Bianca sighed. “Well, do you think you could ask nicely for things, young lady?”
Angela put on a look of astonishment. “I didn’t do anything!”
“Yeah,” mumbled Carl.
“Stay out of it, Carl.” Thomas looked at his older son in the rear view.
“Edwin, give your sister the pretzels.”
The boy peered over the pamphlet and shrugged, tossing the bag to Angela. “It’s okay with me if she wants to turn into a blimp.” His face sank behind the pages.
“You little geek,” hissed Angela.
“Pizza face.”
“That’s enough, both of you.” Bianca raised her voice just enough to show she meant it, turning back and ducking under the shoulder belt once again.
“Yeah,” grinned Carl, as he snatched the magazine from his sister’s hands.
The squabbling returned to a low roar, and while Bianca went back to Mr. Sparks, Thomas turned the radio up a little and kept his eyes on the darkening road. The Lincoln was in hill country now, indicating the turn-off was getting nearer. On the radio the station was between songs, and the drawling DJ cut to an affiliate’s live news report from Toronto, for an update on the hostage drama being played out the
re.
Thomas listened as a reporter recapped the story. A TWA 787 had lifted off from O’Hare International this morning, bound for Pittsburgh. Shortly after it was airborne, two men claiming to be soldiers in the service of Allah took control of the plane, shooting one crew member and forcing the pilot to detour to Toronto. Thomas didn’t envy the folks who would have to explain how someone managed to get firearms on an aircraft, and he was amazed that the Air Force hadn’t simply shot it down. As soon as the aircraft landed, a Canadian-American counter terrorist team disabled the landing gear, immobilizing it. The terrorists demanded the release of political prisoners held in Guantanamo, along with the usual demands of troop withdrawal, safe passage, blah, blah, blah.
Now, the reporter explained, the crisis was over.

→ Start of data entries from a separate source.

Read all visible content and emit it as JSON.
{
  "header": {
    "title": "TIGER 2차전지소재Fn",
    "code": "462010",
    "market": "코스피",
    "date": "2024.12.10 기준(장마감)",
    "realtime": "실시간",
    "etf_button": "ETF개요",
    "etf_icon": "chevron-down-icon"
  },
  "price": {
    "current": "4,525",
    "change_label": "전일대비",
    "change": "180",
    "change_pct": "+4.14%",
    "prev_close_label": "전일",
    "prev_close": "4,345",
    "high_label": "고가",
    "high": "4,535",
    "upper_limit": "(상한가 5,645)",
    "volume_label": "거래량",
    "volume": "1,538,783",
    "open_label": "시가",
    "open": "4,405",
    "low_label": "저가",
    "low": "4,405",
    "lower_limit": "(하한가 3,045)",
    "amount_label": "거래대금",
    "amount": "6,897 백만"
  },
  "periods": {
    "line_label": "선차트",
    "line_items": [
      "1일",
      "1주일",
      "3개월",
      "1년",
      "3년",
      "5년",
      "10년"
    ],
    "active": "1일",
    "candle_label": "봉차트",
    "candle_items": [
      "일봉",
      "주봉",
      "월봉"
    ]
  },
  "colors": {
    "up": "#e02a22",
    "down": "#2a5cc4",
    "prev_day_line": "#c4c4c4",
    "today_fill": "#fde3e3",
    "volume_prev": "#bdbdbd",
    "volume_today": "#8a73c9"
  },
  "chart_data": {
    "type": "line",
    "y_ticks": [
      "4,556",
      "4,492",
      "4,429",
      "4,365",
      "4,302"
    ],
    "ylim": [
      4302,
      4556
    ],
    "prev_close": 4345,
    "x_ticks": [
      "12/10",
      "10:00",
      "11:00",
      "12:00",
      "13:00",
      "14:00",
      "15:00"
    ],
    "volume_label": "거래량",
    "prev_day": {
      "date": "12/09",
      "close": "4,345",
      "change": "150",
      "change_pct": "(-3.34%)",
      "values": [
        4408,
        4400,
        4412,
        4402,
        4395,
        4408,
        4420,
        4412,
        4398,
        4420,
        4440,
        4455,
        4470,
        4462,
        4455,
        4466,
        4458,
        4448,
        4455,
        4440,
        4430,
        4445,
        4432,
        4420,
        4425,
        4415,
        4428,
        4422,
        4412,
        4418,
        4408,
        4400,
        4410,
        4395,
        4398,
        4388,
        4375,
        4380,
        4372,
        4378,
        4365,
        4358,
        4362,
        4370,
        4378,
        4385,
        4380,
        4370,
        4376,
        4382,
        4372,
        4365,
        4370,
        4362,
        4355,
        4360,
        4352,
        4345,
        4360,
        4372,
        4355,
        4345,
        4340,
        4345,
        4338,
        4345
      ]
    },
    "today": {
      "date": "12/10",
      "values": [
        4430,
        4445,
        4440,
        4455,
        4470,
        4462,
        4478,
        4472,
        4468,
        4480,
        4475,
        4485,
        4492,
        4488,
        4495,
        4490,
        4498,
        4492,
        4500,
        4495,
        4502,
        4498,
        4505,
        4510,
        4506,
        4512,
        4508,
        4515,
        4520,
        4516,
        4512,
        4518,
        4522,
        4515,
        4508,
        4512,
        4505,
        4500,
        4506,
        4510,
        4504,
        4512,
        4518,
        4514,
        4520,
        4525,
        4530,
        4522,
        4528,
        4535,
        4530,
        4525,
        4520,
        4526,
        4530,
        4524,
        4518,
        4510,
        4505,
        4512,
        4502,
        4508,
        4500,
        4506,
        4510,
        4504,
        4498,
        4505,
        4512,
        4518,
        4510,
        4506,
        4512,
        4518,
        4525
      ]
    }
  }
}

In support of American foreign and national policy, the Canadian government permitted two U.S. fighter jets to enter their airspace – better late than never, Thomas supposed – and they attacked without warning. The fighters came in low over the airport and loosed a pair of smart bombs which impacted the 787’s fuselage near both the cockpit and coach seating. One bomb would have been more than enough, and the big white aircraft disintegrated under the double blasts, leaving a massive crater in the runway. There were no survivors. A low-ranking spokesman for the U.S. Department of Justice made the usual, tired speech about how the United States would tolerate absolutely no terrorist activities which affected American interests or citizens, directly or indirectly, and would respond to all acts of aggression swiftly and without compromise. An unwavering message of strength, the government proclaimed, was U.S. policy.